La survenue de saignements, d’hématomes, de purpura ou de bulles hémorragiques sur la muqueuse buccale est évocatrice de thrombopénie et constitue également une urgence thérapeutique.
De même, tout membre (bras ou mollet) chaud, douloureux et rouge associé à un essoufflement nécessite un avis médical rapide.
Les urines doivent être surveillées (diurèse et recherche d’une hématurie). Une hématurie macroscopique ou microscopique impose l’interruption du traitement.
Prévenir l’urotoxicité du cyclophosphamide
L’urotoxicité du cyclophosphamide est liée à l’acroléine, métabolite éliminé principalement par voie urinaire.
Afin de diminuer le risque de survenue de cet effet indésirable, l’hydratation du patient doit être abondante (2 litres par jour environ) pour « rincer » la vessie. Il est notamment recommandé de boire 2 verres d’eau au moment de l’administration des comprimés pour forcer la diurèse.
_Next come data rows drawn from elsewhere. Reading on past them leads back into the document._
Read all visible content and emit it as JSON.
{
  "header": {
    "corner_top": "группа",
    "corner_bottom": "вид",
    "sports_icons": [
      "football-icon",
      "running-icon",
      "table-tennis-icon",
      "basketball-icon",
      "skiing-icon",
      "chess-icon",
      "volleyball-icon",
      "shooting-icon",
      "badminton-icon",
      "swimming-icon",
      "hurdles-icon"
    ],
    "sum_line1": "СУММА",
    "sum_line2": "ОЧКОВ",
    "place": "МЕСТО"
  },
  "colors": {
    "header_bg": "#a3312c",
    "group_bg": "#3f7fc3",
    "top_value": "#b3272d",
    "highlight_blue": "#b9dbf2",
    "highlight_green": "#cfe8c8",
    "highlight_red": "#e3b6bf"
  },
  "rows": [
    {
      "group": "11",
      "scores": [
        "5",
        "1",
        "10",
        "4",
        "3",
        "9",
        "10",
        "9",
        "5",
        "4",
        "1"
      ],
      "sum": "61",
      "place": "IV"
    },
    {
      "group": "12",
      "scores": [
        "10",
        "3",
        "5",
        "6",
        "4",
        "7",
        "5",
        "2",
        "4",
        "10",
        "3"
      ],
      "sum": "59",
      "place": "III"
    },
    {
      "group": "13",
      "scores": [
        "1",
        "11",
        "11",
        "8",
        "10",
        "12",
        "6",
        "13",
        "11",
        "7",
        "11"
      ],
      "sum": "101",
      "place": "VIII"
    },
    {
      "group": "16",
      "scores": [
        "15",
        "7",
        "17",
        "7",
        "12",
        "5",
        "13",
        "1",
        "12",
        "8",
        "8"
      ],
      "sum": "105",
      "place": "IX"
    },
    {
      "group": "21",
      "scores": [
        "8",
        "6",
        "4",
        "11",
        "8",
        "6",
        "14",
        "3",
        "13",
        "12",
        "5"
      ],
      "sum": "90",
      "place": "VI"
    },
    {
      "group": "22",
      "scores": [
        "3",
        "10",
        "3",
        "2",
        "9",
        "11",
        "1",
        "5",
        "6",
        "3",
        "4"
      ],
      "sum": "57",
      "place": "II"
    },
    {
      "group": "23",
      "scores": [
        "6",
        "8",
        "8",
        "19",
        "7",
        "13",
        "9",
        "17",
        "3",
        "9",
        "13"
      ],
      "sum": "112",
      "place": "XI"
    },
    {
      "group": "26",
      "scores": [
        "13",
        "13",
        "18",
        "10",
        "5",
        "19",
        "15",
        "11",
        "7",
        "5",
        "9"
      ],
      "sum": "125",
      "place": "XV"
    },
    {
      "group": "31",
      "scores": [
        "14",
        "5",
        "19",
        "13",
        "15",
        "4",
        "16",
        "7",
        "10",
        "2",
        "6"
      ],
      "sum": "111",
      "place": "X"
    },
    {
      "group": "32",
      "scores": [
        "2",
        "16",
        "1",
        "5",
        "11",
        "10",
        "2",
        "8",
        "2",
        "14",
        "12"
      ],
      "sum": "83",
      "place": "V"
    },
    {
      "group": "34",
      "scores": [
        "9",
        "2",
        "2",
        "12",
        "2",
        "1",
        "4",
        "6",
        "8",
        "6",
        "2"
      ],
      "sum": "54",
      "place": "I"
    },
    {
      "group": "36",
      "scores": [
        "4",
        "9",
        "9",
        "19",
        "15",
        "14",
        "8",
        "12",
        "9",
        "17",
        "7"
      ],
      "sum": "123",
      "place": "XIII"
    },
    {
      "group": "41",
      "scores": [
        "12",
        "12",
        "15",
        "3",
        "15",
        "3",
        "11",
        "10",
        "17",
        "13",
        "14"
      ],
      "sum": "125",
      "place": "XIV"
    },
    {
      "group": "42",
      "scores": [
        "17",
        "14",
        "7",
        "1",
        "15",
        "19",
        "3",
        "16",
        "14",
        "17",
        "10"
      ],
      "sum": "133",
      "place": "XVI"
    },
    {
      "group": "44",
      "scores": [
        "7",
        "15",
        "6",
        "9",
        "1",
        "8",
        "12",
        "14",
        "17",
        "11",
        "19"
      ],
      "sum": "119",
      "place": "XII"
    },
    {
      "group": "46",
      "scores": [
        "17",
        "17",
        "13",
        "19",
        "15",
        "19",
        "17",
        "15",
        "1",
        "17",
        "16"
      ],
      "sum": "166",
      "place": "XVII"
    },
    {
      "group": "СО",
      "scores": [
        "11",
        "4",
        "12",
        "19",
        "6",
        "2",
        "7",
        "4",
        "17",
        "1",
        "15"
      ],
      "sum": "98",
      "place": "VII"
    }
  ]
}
En cas de traitement prolongé, à forte dose ou sous une forme injectable, ou encore chez des patients ayant subi une radiothérapie du bassin, un traitement cytoprotecteur peut être prescrit : le mercaptoéthanesulfonate de sodium ou mesna (Uromitexan, réservé à l’usage hospitalier), un chélateur de l’acroléine.
Une autre moutarde azotée utilisée en cancérologie, l’ifosfamide (Holoxan, réservé à l’usage hospitalier), est métabolisée en acroléine et, de ce fait, également responsable d’urotoxicité. Toujours utilisé en combinaison avec le mesna, l’ifosfamide subit aussi une seconde voie de métabolisation conduisant à la formation d’un autre métabolite, le carboxy ifosfamide qui est neurotoxique (convulsions, secousses musculaires, troubles extrapyramidaux, dysthésies, etc.). Ce métabolite n’est en revanche pas chélaté par le mesna.
- Sources : « Prévenir et gérer les effets indésirables : cyclophosphamide (Endoxan) », Institut national du cancer, janvier 2022 ; « Cyclophosphamide Endoxan », fiche professionnels de santé, janvier 2022 ; Newsletter de l’Observatoire du médicament, des dispositifs médicaux et de l’innovation thérapeutique (Omédit) Normandie, juin 2022 ; « Antinéoplasiques alkylants », pharmacorama.com ; Thésaurus des interactions médicamenteuses, Agence nationale de sécurité des médicaments et des produits de santé (ANSM), septembre 2023 ; base de données publique des médicaments ; Centre de référence sur les agents tératogènes, le-crat.fr.